Stormwater Permit.  On December 8, 2008, the Managing General Partner received a Notice of Violation /Cease and Desist Order (the “Notice”) from the Colorado Department of Public Health and Environment (the “CDPHE”), related to the stormwater permit for the Garden Gulch Road.  The Managing General Partner manages this private road for Garden Gulch LLC.  The Managing General Partner is one of eight users of this road, all of which are oil and gas companies operating in the Piceance Basin of Colorado.  Operating expenses, including amounts arising from this notice, if any, are allocated among the users of the road based upon their respective usage.  For information regarding the number of Partnership wells located in this field, see the preceding Supplemental Natural Gas and Oil Information – Unaudited, Costs Incurred in Natural Gas and Oil Property Development Activities.  The Notice alleges a deficient and/or incomplete stormwater management plan, failure to implement best management practices and failure to conduct required permit inspections.  The Notice requires corrective action and states that the recipient shall cease and desist such alleged violations.  The Notice states that a violation could result in civil penalties up to $10,000 per day.  The Managing General Partner’s responses were submitted on February 6, 2009, and April 8, 2009.  Commencing in December 2009, the Managing General Partner entered negotiations with the CDPHE regarding this notice and continues to work to bring this matter to closure.  Given the inherent uncertainty in administrative actions of this nature, the Managing General Partner is unable to predict the ultimate outcome of this administrative action at this time and therefore no amounts have been recorded on the Partnership’s financial records.
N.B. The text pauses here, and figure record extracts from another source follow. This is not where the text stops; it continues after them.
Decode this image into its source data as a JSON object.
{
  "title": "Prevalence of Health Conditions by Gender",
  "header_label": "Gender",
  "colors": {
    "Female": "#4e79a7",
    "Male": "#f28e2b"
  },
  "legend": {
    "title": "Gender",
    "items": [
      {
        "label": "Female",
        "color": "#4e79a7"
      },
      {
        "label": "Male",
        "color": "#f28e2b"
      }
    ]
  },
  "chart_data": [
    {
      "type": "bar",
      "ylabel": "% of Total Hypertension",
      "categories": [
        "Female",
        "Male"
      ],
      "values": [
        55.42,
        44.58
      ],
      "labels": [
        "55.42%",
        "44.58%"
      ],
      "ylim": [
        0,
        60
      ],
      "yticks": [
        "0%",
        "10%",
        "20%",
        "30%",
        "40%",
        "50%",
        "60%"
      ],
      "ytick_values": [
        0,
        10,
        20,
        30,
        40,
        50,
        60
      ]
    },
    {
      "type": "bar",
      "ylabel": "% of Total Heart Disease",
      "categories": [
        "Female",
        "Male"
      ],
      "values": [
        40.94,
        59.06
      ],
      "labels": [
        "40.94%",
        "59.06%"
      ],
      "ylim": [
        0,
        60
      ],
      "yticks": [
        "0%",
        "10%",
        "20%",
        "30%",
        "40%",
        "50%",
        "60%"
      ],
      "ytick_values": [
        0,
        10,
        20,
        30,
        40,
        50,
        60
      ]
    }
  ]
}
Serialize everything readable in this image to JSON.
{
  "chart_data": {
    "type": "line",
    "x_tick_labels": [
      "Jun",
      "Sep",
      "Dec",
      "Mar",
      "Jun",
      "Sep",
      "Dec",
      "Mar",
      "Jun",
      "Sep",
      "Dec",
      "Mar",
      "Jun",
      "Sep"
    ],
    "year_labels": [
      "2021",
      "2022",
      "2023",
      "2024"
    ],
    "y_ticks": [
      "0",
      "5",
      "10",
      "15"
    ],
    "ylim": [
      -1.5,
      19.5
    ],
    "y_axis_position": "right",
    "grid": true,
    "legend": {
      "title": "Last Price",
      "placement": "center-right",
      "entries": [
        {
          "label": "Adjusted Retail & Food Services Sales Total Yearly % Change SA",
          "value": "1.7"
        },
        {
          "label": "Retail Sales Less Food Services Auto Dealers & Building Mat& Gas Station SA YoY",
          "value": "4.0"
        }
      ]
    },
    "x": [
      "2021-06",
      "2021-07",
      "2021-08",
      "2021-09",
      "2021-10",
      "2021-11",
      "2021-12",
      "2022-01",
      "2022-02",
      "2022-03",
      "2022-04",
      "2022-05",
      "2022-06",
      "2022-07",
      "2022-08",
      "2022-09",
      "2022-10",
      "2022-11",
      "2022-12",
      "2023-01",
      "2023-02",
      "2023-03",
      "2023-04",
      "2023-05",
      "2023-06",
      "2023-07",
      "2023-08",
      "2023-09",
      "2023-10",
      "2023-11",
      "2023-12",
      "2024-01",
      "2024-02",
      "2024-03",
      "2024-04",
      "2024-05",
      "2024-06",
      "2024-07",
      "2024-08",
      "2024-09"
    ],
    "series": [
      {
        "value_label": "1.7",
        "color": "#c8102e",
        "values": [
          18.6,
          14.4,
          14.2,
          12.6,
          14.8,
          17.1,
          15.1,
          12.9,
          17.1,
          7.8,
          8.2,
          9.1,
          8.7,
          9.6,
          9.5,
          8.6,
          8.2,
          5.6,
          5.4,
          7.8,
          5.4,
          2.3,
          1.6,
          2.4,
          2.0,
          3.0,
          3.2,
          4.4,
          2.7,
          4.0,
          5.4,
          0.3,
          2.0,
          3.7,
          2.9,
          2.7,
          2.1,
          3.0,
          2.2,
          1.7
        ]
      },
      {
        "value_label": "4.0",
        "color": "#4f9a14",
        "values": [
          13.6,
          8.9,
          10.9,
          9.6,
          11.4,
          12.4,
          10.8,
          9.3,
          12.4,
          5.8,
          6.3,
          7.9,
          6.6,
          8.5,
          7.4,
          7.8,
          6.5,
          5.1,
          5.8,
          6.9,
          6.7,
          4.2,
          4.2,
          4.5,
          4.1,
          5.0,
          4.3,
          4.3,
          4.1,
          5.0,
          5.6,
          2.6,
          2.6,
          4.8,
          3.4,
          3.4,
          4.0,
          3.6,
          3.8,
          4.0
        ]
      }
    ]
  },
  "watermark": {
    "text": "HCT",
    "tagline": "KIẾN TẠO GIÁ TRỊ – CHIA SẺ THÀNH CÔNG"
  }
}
The Partnership has determined that any impact of the resolution of this matter will be immaterial.

Derivative Contracts.   The Partnership is exposed to the effect of market fluctuations in the prices of natural gas and oil.  The Managing General Partner employs established policies and procedures to manage the risks associated with these market fluctuations by utilizing derivative instruments.  Should the counterparties to the Managing General Partner’s derivative instruments not perform, the Partnership’s exposure to market fluctuations in commodity prices would increase significantly.  The Managing General Partner and the Partnership have had no counterparty defaults.